Let the natural number N be our universe. We start by defining the property P(q) : q is even. We define the relation R on N as follows: ∀n,m (n, m) ∈ R iff P(n + m).
a) Show that R is an equivalence relation.
b) Can you determine how many equivalence classes the relation R has?
For (a)
First, instantiate n and m to be arbitrary in $N$ (which gets rid of the forall quantifier). After that, you go over the definition of an equivalence relation and prove that the conditions hold one by one. Namely:
$(n,n) \in R$. (Reflexivity) (here, we don't even use the m, which is fine as we chose arbitrary n, m) This proof is trivial and I assume you can do that on your own (hint: x + x = 2*x)
$(n,m) \in R \iff (m,n) \in R $ (Symmetry).
Proof for symmetry:
$(\Rightarrow)$ Ass.: $(n,m) \in R$. Hence, $n + m \equiv_2 0$. By commutativity of $+$ operator, we know that $n + m = m + n$, from which directly follows that $m + n \equiv_2 0$
You argue that addition is symmetric, i.e. if $n + m \equiv_2 0$ so is $m + n \equiv_2 0$. Hence, $(m,n) \in R$
$(\Leftarrow)$ Indirect proof.
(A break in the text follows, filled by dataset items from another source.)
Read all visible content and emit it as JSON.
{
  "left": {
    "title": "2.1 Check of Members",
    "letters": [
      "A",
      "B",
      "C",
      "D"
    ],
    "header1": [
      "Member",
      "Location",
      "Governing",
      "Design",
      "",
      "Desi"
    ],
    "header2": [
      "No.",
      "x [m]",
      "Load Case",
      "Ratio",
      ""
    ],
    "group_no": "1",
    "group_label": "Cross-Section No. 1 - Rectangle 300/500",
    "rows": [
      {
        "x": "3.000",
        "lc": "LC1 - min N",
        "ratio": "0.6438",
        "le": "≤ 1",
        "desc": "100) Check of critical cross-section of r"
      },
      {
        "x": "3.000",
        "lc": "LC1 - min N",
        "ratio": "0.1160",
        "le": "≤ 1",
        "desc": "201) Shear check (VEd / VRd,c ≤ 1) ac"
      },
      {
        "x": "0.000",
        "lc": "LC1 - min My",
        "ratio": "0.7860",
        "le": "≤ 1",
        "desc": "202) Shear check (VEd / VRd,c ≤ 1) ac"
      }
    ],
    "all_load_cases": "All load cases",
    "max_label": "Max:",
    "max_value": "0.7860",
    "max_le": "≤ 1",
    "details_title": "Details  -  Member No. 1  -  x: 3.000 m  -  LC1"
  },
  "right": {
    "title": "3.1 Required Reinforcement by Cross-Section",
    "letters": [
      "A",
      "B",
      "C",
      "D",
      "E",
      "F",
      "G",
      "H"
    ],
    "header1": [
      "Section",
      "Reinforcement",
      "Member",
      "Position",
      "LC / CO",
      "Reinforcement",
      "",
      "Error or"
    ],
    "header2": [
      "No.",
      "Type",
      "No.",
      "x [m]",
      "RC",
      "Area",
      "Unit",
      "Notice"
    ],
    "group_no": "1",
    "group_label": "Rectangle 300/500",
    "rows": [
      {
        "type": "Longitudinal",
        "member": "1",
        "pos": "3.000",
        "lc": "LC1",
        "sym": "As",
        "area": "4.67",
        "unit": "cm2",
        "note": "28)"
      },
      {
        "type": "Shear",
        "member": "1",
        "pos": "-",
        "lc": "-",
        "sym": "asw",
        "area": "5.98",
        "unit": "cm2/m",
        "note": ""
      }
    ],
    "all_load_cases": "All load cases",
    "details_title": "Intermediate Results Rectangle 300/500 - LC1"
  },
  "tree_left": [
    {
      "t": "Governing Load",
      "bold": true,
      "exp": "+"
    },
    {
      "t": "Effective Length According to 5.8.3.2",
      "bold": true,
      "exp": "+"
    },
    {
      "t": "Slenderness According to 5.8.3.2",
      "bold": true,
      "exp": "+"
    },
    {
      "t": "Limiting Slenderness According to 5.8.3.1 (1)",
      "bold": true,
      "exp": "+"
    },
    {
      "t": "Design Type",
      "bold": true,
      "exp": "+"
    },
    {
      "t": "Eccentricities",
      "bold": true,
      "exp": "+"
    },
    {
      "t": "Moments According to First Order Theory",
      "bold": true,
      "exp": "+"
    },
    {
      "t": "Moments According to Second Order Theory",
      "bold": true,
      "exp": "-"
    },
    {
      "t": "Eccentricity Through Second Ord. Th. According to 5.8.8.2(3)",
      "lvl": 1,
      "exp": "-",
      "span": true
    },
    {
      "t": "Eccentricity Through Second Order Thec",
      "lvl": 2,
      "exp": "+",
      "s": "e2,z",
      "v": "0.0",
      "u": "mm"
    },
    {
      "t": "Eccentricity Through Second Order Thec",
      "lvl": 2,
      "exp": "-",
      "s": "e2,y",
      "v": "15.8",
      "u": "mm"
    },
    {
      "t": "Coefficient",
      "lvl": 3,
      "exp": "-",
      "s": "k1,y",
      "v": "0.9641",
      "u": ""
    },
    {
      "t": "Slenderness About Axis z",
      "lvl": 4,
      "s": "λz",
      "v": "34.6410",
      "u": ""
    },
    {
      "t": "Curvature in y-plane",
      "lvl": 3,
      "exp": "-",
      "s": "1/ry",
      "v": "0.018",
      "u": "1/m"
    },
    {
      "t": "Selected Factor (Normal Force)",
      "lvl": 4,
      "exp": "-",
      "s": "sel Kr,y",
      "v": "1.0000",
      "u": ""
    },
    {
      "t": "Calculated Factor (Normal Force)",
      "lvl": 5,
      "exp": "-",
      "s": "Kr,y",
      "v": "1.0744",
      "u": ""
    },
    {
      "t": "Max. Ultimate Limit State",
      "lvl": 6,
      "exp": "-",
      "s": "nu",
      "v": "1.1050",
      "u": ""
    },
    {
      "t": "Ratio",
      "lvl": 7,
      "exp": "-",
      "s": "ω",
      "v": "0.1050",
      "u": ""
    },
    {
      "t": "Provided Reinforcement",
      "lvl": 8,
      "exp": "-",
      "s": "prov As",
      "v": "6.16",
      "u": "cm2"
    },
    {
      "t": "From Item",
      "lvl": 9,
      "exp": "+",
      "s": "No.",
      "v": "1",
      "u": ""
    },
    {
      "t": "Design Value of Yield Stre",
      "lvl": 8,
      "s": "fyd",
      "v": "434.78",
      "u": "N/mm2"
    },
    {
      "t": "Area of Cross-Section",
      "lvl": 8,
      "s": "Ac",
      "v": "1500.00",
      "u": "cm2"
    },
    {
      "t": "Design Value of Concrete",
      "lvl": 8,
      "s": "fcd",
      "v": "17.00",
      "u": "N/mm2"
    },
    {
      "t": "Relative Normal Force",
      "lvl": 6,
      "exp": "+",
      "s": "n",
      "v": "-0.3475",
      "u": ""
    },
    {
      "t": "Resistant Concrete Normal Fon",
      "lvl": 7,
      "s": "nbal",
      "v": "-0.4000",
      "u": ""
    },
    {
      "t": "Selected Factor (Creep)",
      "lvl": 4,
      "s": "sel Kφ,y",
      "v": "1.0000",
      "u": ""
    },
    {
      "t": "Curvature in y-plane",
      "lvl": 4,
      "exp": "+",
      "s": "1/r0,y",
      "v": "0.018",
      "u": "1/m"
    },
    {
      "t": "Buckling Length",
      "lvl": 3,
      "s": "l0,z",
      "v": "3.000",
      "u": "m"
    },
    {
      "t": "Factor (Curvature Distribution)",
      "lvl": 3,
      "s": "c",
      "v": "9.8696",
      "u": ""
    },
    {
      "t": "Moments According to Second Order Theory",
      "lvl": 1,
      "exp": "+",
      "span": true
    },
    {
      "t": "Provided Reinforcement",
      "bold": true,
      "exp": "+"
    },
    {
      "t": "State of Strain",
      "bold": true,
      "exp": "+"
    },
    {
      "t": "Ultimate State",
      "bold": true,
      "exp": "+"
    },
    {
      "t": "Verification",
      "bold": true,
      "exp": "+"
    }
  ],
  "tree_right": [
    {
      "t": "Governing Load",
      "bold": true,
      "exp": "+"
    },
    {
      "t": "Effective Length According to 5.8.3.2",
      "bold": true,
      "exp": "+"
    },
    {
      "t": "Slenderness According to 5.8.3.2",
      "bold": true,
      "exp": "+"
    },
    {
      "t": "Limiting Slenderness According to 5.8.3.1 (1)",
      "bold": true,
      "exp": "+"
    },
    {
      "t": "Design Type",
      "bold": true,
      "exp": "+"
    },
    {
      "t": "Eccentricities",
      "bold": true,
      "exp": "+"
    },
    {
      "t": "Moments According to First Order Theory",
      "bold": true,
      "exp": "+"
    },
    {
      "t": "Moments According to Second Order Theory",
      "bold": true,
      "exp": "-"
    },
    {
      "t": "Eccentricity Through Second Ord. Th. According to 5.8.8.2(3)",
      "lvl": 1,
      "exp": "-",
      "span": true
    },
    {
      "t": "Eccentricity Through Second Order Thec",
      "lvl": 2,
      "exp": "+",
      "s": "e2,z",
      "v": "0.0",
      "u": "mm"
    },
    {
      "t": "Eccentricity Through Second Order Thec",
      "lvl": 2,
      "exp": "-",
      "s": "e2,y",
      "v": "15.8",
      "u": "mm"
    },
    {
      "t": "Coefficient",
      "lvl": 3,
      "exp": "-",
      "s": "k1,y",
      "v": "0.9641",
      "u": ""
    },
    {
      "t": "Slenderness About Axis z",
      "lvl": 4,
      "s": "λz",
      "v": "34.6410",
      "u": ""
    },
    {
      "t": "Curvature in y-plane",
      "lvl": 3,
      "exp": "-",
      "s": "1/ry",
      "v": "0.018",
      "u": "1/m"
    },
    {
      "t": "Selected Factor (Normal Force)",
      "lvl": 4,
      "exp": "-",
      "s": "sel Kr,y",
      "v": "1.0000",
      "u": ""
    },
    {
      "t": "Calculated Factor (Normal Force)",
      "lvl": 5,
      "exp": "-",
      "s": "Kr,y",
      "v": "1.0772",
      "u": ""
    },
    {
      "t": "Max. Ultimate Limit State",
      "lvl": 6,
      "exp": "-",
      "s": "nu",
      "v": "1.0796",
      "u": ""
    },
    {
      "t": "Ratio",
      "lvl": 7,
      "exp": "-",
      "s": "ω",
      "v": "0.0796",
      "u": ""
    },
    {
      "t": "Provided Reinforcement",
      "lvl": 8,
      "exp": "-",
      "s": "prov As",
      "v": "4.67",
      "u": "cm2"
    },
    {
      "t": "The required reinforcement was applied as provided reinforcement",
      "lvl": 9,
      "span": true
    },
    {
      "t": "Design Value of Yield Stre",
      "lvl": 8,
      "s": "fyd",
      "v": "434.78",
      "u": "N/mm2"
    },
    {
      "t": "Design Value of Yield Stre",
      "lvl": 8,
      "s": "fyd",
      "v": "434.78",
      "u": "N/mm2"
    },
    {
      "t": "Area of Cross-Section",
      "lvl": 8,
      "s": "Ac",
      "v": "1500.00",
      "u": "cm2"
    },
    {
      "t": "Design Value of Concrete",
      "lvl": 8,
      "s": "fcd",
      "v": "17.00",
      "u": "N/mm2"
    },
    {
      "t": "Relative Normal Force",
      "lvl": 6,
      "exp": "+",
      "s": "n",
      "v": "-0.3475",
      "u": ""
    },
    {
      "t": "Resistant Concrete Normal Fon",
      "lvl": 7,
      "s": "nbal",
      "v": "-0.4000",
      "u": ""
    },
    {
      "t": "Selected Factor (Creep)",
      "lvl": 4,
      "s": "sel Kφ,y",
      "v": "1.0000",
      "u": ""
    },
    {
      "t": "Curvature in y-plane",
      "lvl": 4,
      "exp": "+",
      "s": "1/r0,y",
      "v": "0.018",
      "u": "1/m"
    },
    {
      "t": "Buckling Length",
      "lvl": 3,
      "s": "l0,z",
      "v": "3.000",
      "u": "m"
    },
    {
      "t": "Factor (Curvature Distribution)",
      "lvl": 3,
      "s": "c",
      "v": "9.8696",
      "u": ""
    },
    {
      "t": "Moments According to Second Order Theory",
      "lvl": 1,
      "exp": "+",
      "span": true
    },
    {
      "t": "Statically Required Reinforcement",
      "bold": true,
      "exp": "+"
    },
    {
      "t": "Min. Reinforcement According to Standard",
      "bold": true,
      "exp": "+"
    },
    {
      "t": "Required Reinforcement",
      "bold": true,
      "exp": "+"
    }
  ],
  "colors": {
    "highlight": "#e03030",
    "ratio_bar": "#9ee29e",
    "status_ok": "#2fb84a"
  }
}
Ass.: $(n,m) \not\in R$. By identical reasoning, it is clear that $(m,n) \not\in R$. By indirect proof, it follows that $(m,n) \in R \Rightarrow (n,m) \in R$
To show transitivity, you need to chose another arbitrary, fixed $p \in N$ and show:
$(n,p) \in R \ \land \ (p,m) \in R \Rightarrow (n,m) \in R$.
You could do a case distinction based on if $p \equiv_2 0$ and $p \not\equiv_2 0$.